Speech of Mayor Job Cohen
Speech of Mayor Job Cohen at the commemoration of the terrorist attacks on the 11th September 2001, on the 11th of September 2007, the American Consulate, Amsterdam
Excellencies,
Ladies and Gentlemen,
We have come together at the American Consulate at the Museumplein in Amsterdam to commemorate the terrorist attacks of the 11th of September 2001.
“9-11”
These two words stand for the events that shook our world and are engraved in our minds.
After 6 years, 2 wars where both American and Dutch troops were involved, several bombings and killings by radical Islamists in different cities all over the world, incidents like the Danish cartoon issue, and in this city of Amsterdam the murder of Theo van Gogh by a young radical Muslim, I must say the words “9-11” still shake our world.

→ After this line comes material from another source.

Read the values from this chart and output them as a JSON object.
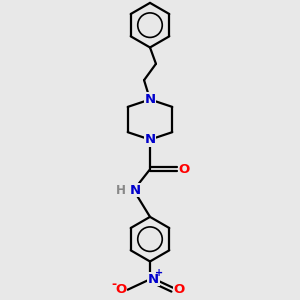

“9-11” has become a symbol for the lack of understanding between “West” and “East”, and I put West and East between brackets because we all know there is no pure West, as there is no pure East.

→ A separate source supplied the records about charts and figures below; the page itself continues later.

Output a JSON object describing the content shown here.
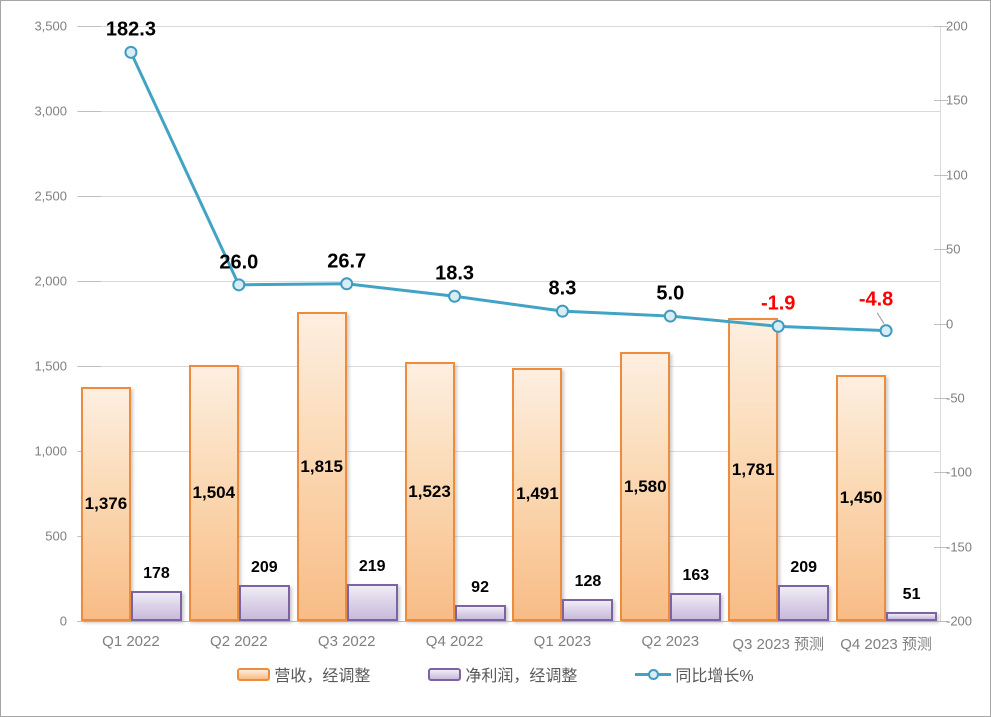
{
  "chart_data": {
    "type": "combo-bar-line",
    "categories": [
      "Q1 2022",
      "Q2 2022",
      "Q3 2022",
      "Q4 2022",
      "Q1 2023",
      "Q2 2023",
      "Q3 2023 预测",
      "Q4 2023 预测"
    ],
    "series": [
      {
        "name": "营收，经调整",
        "type": "bar",
        "axis": "left",
        "values": [
          1376,
          1504,
          1815,
          1523,
          1491,
          1580,
          1781,
          1450
        ],
        "labels": [
          "1,376",
          "1,504",
          "1,815",
          "1,523",
          "1,491",
          "1,580",
          "1,781",
          "1,450"
        ],
        "color": "#ee8c3d"
      },
      {
        "name": "净利润，经调整",
        "type": "bar",
        "axis": "left",
        "values": [
          178,
          209,
          219,
          92,
          128,
          163,
          209,
          51
        ],
        "labels": [
          "178",
          "209",
          "219",
          "92",
          "128",
          "163",
          "209",
          "51"
        ],
        "color": "#7e63a4"
      },
      {
        "name": "同比增长%",
        "type": "line",
        "axis": "right",
        "values": [
          182.3,
          26.0,
          26.7,
          18.3,
          8.3,
          5.0,
          -1.9,
          -4.8
        ],
        "labels": [
          "182.3",
          "26.0",
          "26.7",
          "18.3",
          "8.3",
          "5.0",
          "-1.9",
          "-4.8"
        ],
        "label_colors": [
          "#000000",
          "#000000",
          "#000000",
          "#000000",
          "#000000",
          "#000000",
          "#ff0000",
          "#ff0000"
        ],
        "color": "#42a3c5"
      }
    ],
    "left_axis": {
      "min": 0,
      "max": 3500,
      "step": 500,
      "tick_labels": [
        "0",
        "500",
        "1,000",
        "1,500",
        "2,000",
        "2,500",
        "3,000",
        "3,500"
      ]
    },
    "right_axis": {
      "min": -200,
      "max": 200,
      "step": 50,
      "tick_labels": [
        "200",
        "150",
        "100",
        "50",
        "0",
        "-50",
        "-100",
        "-150",
        "-200"
      ]
    },
    "grid": true,
    "legend_position": "bottom",
    "colors": {
      "revenue_border": "#ee8c3d",
      "profit_border": "#7e63a4",
      "line": "#42a3c5",
      "negative_label": "#ff0000",
      "axis_text": "#808080",
      "legend_text": "#595959"
    }
  }
}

Pureness of culture is the lie radicals from both sides want us to believe in order to make us think that understanding and peace between different cultures is not possible.
In modern world however, everybody is much more interconnected than many of us want to acknowledge.
But we are.
We are interconnected.
We are connected
East is West and West is East.
The challenge ahead of us is to make more of the interconnectedness of the Western and Eastern world and put our efforts in understanding each other instead of in hating each other.
By focusing on this we honor all the people who lost their lives directly or indirectly due to 9-11.